Мы повторяем это: выражением подобной цивилизации может быть только эпопея. Эпопея будет здесь принимать множество форм, но никогда не лишится своего характера. Пиндар больше жреческий, чем патриархальный, больше эпический, чем лирический. Если летописцы, необходимые современники этой второй эпохи мира, принимаются собирать легенды и начинают считаться с веками, они напрасно стараются, хронология не может изгнать поэзию; история остается эпопеей. Геродот – это тот же Гомер.

Но главным образом эпопея проявляется повсюду в античной трагедии. Она поднимается на греческую сцену, ничуть не утрачивая своих гигантских, бесконечных размеров. Ее персонажи – это еще герои, полубоги, боги; ее пружины – сновидения, оракулы, рок; ее картины – перечисления, погребения, битвы. То, что пели рапсоды, декламируют актеры, вот и все.

Более того. Когда все действие, все зрелище эпической поэмы перешло на сцену, то, что остается, берет хор. Хор истолковывает трагедию, поддерживает героев, дает описания, призывает и гонит день, радуется, сожалеет, иногда описывает декорации, объясняет нравственный смысл сюжета, льстит народу, который его слушает. Итак, что же такое хор, этот странный персонаж, помещенный между представлением и зрителем, если не поэт, возвышающийся над своей эпопеей?

Театр древних, как их драма, величественный, торжественный, эпический. Он может вместить тридцать тысяч зрителей; здесь играют под открытым небом, прямо на солнце; представления длятся целый день. Актеры усиливают свой голос, надевают маски, увеличивают рост; они становятся гигантскими, как их роли. Сцена огромна. Она может одновременно изображать внутреннюю и внешнюю часть храма, дворца, лагеря, города. Там разворачиваются огромные представления. Это, и мы цитируем только по памяти, Прометей на своей горе; Антигона, с высоты башни высматривающая во вражеской армии своего брата Полиника («Финикиянки»); Эвадна, бросающаяся с вершины скалы в огонь, где сжигают тело Капанея («Просительницы» Еврипида); корабль, входящий в порт, с которого спускаются пятьдесят принцесс с их свитой («Просительницы» Эсхила). Архитектура и поэзия, здесь все носит монументальный характер. В античности нет ничего более торжественного, ничего более величественного. Ее культ и ее история соединяются в ее театре. Ее первые актеры – жрецы; ее сценические игры – религиозные церемонии, народные праздники.

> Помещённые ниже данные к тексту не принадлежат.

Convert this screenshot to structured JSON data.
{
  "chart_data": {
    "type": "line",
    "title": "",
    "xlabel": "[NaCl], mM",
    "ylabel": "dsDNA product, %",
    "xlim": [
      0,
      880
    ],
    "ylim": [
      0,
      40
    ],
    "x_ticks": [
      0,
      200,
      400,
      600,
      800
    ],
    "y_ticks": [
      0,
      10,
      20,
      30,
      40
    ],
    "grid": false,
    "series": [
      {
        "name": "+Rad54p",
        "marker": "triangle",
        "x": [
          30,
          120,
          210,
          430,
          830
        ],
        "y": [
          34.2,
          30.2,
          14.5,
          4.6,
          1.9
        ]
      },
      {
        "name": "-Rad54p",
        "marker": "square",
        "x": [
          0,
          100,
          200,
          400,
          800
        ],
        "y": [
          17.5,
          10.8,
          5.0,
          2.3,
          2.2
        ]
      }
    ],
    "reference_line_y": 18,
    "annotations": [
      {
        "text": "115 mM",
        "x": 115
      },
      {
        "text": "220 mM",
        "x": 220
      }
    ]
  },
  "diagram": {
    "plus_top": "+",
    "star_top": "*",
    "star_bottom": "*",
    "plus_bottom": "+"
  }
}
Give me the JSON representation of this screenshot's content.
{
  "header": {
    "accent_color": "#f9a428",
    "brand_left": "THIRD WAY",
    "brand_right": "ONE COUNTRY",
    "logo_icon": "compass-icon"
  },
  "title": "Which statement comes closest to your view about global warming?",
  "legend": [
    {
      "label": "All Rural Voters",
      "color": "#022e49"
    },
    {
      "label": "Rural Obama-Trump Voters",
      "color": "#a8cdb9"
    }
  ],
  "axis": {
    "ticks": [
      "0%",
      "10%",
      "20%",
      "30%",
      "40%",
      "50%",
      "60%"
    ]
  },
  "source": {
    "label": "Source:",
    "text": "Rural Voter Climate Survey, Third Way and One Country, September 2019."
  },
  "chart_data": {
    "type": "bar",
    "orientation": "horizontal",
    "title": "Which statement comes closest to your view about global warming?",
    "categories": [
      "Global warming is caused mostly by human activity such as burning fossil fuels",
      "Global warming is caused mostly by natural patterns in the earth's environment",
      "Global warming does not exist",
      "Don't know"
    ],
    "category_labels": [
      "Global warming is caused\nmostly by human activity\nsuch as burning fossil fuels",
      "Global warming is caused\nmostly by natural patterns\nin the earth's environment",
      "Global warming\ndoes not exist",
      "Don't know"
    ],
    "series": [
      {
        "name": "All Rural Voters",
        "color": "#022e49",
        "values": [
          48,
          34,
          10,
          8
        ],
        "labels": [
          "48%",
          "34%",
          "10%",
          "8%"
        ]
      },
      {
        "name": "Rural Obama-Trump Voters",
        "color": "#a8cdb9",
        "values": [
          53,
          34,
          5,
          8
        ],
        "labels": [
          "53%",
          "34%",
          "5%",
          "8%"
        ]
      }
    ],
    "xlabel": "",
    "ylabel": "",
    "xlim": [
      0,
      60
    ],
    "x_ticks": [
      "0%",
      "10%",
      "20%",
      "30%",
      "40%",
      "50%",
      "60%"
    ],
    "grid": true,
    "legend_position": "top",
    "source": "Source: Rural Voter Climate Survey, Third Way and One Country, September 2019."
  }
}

Последнее замечание, окончательно доказывающее эпический характер этой эпохи: дело в том, что сюжетами, которые она разрабатывает, равно как и формами, которые она принимает, трагедия лишь повторяет эпопею. Все древние трагики подробно пересказывают Гомера. Те же фабулы, те же катастрофы, те же герои. Все черпают из гомеровской реки. Это по-прежнему «Илиада» и «Одиссея». Так же как Ахилл увлекал за собой Гектора, греческая трагедия кружится вокруг Трои.

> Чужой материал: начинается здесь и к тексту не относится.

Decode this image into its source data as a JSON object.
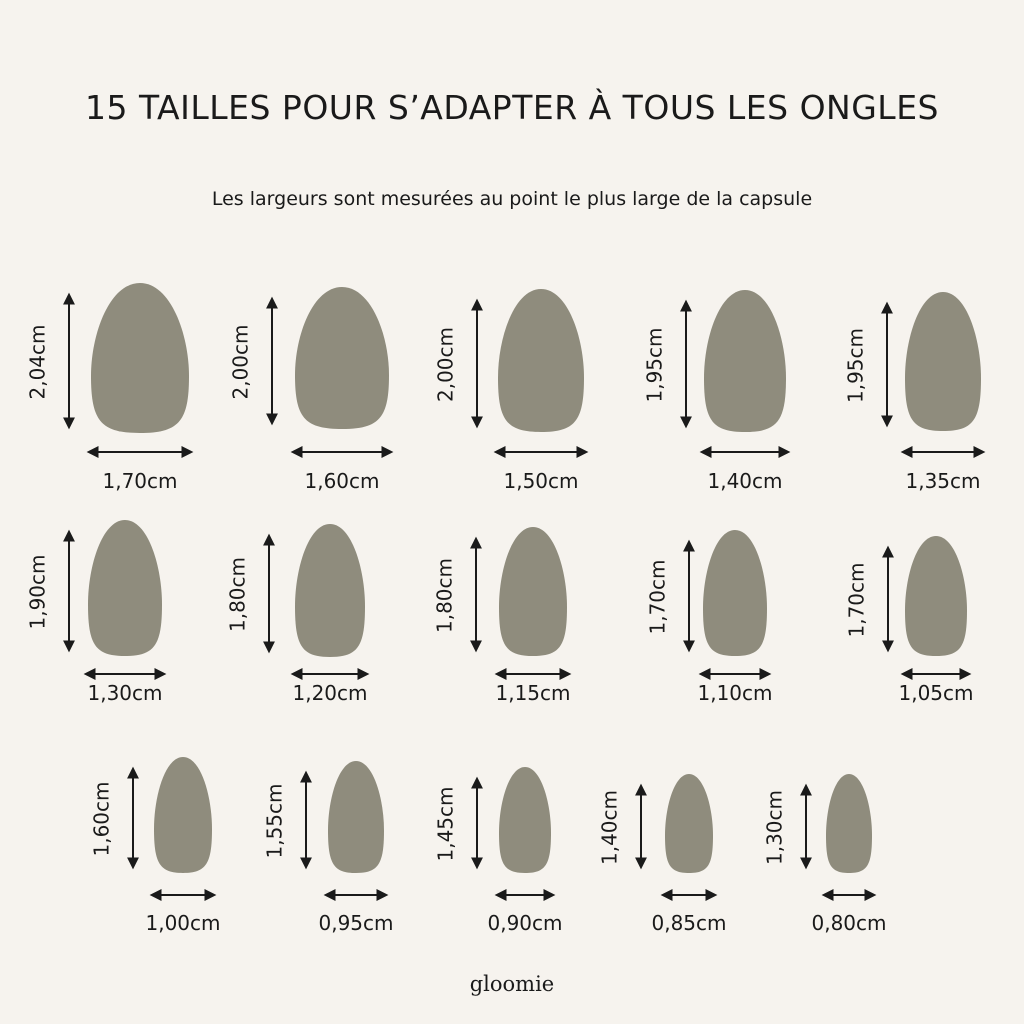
{
  "title": "15 TAILLES POUR S’ADAPTER À TOUS LES ONGLES",
  "subtitle": "Les largeurs sont mesurées au point le plus large de la capsule",
  "brand": "gloomie",
  "colors": {
    "background": "#f6f3ee",
    "nail": "#8f8c7d",
    "text": "#1a1a1a"
  },
  "nails": [
    {
      "height": "2,04cm",
      "width": "1,70cm"
    },
    {
      "height": "2,00cm",
      "width": "1,60cm"
    },
    {
      "height": "2,00cm",
      "width": "1,50cm"
    },
    {
      "height": "1,95cm",
      "width": "1,40cm"
    },
    {
      "height": "1,95cm",
      "width": "1,35cm"
    },
    {
      "height": "1,90cm",
      "width": "1,30cm"
    },
    {
      "height": "1,80cm",
      "width": "1,20cm"
    },
    {
      "height": "1,80cm",
      "width": "1,15cm"
    },
    {
      "height": "1,70cm",
      "width": "1,10cm"
    },
    {
      "height": "1,70cm",
      "width": "1,05cm"
    },
    {
      "height": "1,60cm",
      "width": "1,00cm"
    },
    {
      "height": "1,55cm",
      "width": "0,95cm"
    },
    {
      "height": "1,45cm",
      "width": "0,90cm"
    },
    {
      "height": "1,40cm",
      "width": "0,85cm"
    },
    {
      "height": "1,30cm",
      "width": "0,80cm"
    }
  ]
}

Между тем век эпопеи приходит к концу. Так же как общество, которое она представляет, эта поэзия изнашивается, вращаясь вокруг самой себя. Рим подражает Греции, Вергилий копирует Гомера; и как будто для того, чтобы прийти к достойному концу, эпическая поэзия угасает, породив своего последнего поэта.

Время пришло. Новая эпоха начинается для мира и для поэзии.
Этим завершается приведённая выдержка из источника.